Why is it that when I go to create a CNN with 4 layers (output channels: 64, 32, 16, 16), I can do this in PyTorch, but in Tensorflow I get resource errors saying I don't have enough resources?

For reference I am using a stock NVIDIA RTX 3080.

Also, now that I am experimenting with larger models, would I benefit from renting TPU? Does this make the actual models train faster and would it help with larger batches?

Comments

You must log in or register to comment.

schludy t1_j09ukmr wrote on December 15, 2022 at 2:34 AM

Do you handle the data the same way? Maybe you're loading more data in the tensorflow implementation. It's really hard to tell without seeing the code

Oceanboi OP t1_j0cpolp wrote on December 15, 2022 at 6:16 PM

Data is handled both the same way. I think it has to do with what u/MrFlufypants said, because when I restart my kernel and run it after freeing up some resources, it runs. I think the number of filters I was setting are right at the threshold in which my GPU runs out of VRAM, so small memory management differences in TF and PyTorch are causing TF to hit the limit faster than PyTorch.

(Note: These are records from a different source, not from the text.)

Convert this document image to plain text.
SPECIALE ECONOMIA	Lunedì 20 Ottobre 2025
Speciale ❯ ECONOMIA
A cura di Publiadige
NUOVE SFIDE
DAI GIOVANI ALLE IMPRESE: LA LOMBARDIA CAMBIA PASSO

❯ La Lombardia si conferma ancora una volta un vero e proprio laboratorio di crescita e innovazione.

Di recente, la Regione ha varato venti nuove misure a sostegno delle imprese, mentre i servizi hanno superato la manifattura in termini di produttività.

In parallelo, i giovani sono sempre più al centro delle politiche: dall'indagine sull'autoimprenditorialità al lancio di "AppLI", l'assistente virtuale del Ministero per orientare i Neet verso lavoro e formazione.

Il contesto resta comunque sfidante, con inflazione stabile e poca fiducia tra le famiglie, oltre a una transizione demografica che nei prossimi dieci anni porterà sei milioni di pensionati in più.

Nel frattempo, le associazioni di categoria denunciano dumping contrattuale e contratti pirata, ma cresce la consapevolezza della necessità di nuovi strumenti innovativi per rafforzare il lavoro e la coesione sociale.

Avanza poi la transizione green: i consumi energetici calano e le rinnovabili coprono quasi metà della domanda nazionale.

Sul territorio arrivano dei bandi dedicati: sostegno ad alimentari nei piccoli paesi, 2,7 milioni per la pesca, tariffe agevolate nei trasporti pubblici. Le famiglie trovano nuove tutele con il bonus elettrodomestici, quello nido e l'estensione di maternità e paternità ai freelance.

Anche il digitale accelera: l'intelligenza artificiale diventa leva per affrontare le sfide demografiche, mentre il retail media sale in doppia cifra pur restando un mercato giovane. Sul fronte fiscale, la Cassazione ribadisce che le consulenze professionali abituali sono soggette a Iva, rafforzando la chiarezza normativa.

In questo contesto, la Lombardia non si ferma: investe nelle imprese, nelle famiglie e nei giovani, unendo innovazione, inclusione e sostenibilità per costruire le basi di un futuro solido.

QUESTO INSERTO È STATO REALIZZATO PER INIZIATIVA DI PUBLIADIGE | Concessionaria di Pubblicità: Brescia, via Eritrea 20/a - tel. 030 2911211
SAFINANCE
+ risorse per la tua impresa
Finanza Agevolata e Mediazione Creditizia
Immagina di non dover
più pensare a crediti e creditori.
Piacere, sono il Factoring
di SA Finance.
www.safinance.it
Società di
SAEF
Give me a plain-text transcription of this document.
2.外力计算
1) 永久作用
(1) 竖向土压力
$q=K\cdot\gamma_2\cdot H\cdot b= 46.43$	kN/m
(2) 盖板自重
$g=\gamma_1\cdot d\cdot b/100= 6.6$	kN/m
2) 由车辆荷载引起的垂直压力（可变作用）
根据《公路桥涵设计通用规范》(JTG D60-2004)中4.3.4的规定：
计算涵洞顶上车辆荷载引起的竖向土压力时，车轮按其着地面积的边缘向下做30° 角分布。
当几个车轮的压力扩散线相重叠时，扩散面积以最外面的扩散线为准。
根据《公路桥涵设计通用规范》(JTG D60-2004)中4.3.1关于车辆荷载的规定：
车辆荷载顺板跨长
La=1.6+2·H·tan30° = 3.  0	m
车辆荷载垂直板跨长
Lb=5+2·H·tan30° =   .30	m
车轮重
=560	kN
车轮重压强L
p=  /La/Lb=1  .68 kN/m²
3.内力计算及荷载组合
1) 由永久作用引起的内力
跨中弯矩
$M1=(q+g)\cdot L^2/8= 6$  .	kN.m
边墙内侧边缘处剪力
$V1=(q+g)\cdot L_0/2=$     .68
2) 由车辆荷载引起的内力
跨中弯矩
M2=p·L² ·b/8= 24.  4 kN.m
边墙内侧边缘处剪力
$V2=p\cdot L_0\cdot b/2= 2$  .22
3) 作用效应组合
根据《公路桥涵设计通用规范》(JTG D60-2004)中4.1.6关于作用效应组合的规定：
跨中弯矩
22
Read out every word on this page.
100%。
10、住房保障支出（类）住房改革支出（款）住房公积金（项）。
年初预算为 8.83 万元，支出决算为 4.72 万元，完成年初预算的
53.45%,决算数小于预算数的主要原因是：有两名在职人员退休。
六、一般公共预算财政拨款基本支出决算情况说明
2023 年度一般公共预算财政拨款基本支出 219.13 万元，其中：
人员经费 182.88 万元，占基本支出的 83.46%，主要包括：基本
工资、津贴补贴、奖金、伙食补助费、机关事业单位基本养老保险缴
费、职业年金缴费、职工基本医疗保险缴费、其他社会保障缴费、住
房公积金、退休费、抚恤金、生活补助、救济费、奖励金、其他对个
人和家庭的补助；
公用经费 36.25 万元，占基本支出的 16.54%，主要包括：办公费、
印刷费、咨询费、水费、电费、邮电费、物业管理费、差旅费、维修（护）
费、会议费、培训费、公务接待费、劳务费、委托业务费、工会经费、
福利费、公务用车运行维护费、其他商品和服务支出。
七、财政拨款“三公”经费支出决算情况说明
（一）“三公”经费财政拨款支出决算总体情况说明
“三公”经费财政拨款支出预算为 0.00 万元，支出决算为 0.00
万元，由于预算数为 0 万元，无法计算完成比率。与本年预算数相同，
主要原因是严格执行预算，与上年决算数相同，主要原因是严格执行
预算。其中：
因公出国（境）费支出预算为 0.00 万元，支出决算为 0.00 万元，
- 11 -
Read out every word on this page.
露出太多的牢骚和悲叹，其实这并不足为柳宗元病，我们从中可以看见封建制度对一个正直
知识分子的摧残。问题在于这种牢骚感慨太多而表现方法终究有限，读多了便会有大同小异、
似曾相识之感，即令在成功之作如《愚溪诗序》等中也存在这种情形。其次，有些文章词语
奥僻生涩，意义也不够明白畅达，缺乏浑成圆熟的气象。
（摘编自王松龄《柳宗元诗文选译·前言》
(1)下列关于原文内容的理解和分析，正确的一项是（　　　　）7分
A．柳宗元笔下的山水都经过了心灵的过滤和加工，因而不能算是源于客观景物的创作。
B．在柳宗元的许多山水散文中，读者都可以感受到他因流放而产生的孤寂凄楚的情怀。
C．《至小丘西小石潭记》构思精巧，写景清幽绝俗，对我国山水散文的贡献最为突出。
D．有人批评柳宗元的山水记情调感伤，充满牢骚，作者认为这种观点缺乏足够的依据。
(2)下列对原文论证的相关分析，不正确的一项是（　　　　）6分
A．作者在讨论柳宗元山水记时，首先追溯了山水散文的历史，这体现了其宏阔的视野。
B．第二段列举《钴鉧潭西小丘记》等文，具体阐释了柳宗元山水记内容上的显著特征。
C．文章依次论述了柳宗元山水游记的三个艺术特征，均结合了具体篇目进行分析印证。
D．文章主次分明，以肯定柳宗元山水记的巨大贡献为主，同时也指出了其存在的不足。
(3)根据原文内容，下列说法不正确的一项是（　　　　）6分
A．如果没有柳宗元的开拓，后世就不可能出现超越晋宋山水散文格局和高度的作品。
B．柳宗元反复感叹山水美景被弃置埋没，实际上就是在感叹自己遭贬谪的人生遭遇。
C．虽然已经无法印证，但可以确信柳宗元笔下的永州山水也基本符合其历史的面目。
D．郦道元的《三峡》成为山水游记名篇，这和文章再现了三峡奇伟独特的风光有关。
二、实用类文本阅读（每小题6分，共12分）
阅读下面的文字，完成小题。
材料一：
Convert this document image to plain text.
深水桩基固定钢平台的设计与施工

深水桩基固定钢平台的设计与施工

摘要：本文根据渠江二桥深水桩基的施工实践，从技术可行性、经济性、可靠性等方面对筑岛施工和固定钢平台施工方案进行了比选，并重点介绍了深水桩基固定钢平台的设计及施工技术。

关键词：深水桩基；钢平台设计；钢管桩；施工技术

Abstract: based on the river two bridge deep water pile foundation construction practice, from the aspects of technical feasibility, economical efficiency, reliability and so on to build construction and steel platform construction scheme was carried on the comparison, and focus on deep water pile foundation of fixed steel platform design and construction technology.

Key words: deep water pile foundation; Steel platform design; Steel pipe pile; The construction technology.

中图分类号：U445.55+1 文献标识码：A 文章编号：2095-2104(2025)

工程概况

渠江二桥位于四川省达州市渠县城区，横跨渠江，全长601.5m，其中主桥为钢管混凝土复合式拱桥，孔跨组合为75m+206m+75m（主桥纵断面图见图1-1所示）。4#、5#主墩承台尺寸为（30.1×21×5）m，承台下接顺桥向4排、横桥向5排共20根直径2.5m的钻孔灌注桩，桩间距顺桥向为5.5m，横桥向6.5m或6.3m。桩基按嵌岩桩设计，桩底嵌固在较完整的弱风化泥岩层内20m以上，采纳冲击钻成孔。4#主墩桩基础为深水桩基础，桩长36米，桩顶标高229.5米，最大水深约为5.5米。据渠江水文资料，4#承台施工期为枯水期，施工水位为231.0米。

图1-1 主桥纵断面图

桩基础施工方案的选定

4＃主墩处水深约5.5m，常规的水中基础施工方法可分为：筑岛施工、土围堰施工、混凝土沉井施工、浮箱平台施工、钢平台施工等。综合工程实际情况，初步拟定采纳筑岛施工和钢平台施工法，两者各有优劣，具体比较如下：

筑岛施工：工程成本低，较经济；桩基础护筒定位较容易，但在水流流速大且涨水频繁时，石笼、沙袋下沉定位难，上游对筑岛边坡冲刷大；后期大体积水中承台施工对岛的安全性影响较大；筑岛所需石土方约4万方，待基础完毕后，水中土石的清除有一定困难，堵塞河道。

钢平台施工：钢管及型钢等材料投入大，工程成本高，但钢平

mofawzy89 t1_j09kc7w wrote on December 15, 2022 at 1:18 AM

I'm not sure about memory management between both but I faced thr same for BiLSTM For large models use gcp better yes tpus or nvidia A100

MrFlufypants t1_j0ao1ei wrote on December 15, 2022 at 7:07 AM

I’ve had issues where tensorflow automatically grabs the whole gpu while PyTorch only uses what the model asks for. Could totally not be your problem, but if you’re running multiple models it could be your problem

veb101 t1_j0atf1m wrote on December 15, 2022 at 8:16 AM

I think this can be solved using:

tf.config.experimental.set_memory_growth(gpu_device, True)

MrFlufypants t1_j0atiwu wrote on December 15, 2022 at 8:18 AM

There are a couple ways to do it. That’s the one I use normally. Sometimes that doesn’t work though. Can’t quite remember the use case where it wasn’t working

MOSFETBJT t1_j0dbib4 wrote on December 15, 2022 at 8:36 PM

This is what helped when I had a similar issue

[deleted] t1_j09kbyk wrote on December 15, 2022 at 1:18 AM

[deleted]

VirtualHat t1_j0ds33h wrote on December 15, 2022 at 10:24 PM

They mean they have 4 Conv layers, with 64, 32, 16, and 16 channel outputs. The filter size is not given.